Son premier alinéa dispose que “Le propriétaire, le locataire, l’occupant sans titre, le bénéficiaire d’un titre ayant pour objet principal de l’autoriser à occuper ou à exploiter un fonds, le maître d’ouvrage ou celui qui en exerce les pouvoirs qui est à l’origine d’un trouble excédant les inconvénients normaux de voisinage est responsable de plein droit du dommage qui en résulte.”.

Cette responsabilité est nuancée en son deuxième alinéa :

« Sous réserve de l’article L. 311-1-1 du code rural et de la pêche maritime, cette responsabilité n’est pas engagée lorsque le trouble anormal provient d’activités, quelle qu’en soit la nature, existant antérieurement à l’acte transférant la propriété ou octroyant la jouissance du bien ou, à défaut d’acte, à la date d’entrée en possession du bien par la personne lésée. Ces activités doivent être conformes aux lois et aux règlements et s’être poursuivies dans les mêmes conditions ou dans des conditions nouvelles qui ne sont pas à l’origine d’une aggravation du trouble anormal. »

La loi du 15 avril 2024 a ainsi créé un nouvel article au sein du code rural dans la partie consacrée aux activités agricoles, l’article L311-1-1, qui dispose que :

« La responsabilité prévue au premier alinéa de l’article 1253 du code civil n’est pas engagée lorsque le trouble anormal provient d’activités agricoles existant antérieurement à l’acte transférant la propriété ou octroyant la jouissance du bien ou, à défaut d’acte, à la date d’entrée en possession du bien par la personne lésée. (…) »
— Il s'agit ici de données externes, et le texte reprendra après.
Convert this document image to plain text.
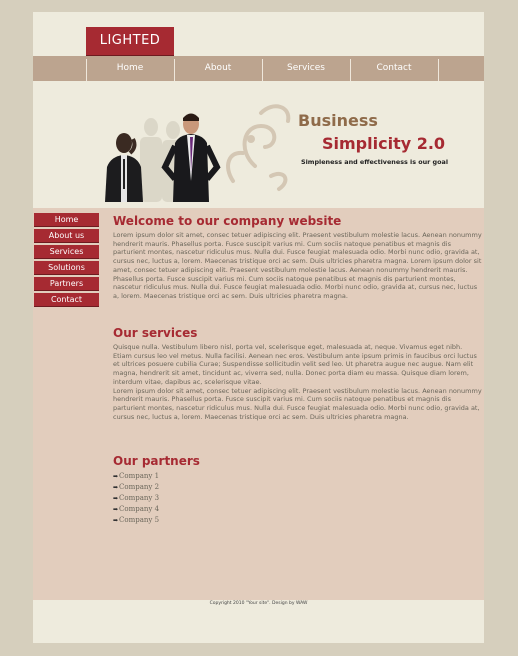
LIGHTED
Home	About	Services	Contact
Business
Simplicity 2.0
Simpleness and effectiveness is our goal
Home
About us
Services
Solutions
Partners
Contact
Welcome to our company website

Lorem ipsum dolor sit amet, consec tetuer adipiscing elit. Praesent vestibulum molestie lacus. Aenean nonummy hendrerit mauris. Phasellus porta. Fusce suscipit varius mi. Cum sociis natoque penatibus et magnis dis parturient montes, nascetur ridiculus mus. Nulla dui. Fusce feugiat malesuada odio. Morbi nunc odio, gravida at, cursus nec, luctus a, lorem. Maecenas tristique orci ac sem. Duis ultricies pharetra magna. Lorem ipsum dolor sit amet, consec tetuer adipiscing elit. Praesent vestibulum molestie lacus. Aenean nonummy hendrerit mauris. Phasellus porta. Fusce suscipit varius mi. Cum sociis natoque penatibus et magnis dis parturient montes, nascetur ridiculus mus. Nulla dui. Fusce feugiat malesuada odio. Morbi nunc odio, gravida at, cursus nec, luctus a, lorem. Maecenas tristique orci ac sem. Duis ultricies pharetra magna.

Our services

Quisque nulla. Vestibulum libero nisl, porta vel, scelerisque eget, malesuada at, neque. Vivamus eget nibh. Etiam cursus leo vel metus. Nulla facilisi. Aenean nec eros. Vestibulum ante ipsum primis in faucibus orci luctus et ultrices posuere cubilia Curae; Suspendisse sollicitudin velit sed leo. Ut pharetra augue nec augue. Nam elit magna, hendrerit sit amet, tincidunt ac, viverra sed, nulla. Donec porta diam eu massa. Quisque diam lorem, interdum vitae, dapibus ac, scelerisque vitae.

Lorem ipsum dolor sit amet, consec tetuer adipiscing elit. Praesent vestibulum molestie lacus. Aenean nonummy hendrerit mauris. Phasellus porta. Fusce suscipit varius mi. Cum sociis natoque penatibus et magnis dis parturient montes, nascetur ridiculus mus. Nulla dui. Fusce feugiat malesuada odio. Morbi nunc odio, gravida at, cursus nec, luctus a, lorem. Maecenas tristique orci ac sem. Duis ultricies pharetra magna.

Our partners
➡Company 1
➡Company 2
➡Company 3
➡Company 4
➡Company 5
Copyright 2010 "Your site". Design by WAW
Ainsi, la loi de 2021 a permis d’ouvrir la voie vers une reconnaissance de l’antériorité, en faveur des agriculteurs et plus largement, de la ruralité.

Si en soi, la loi “patrimoine sensoriel” n’a pas (encore) eu un très grand impact, elle a néanmoins pu réaffirmer les spécificités de la campagne et de certains de ses inconvénients, en permettant ensuite trois ans plus tard la consécration du principe d’antériorité.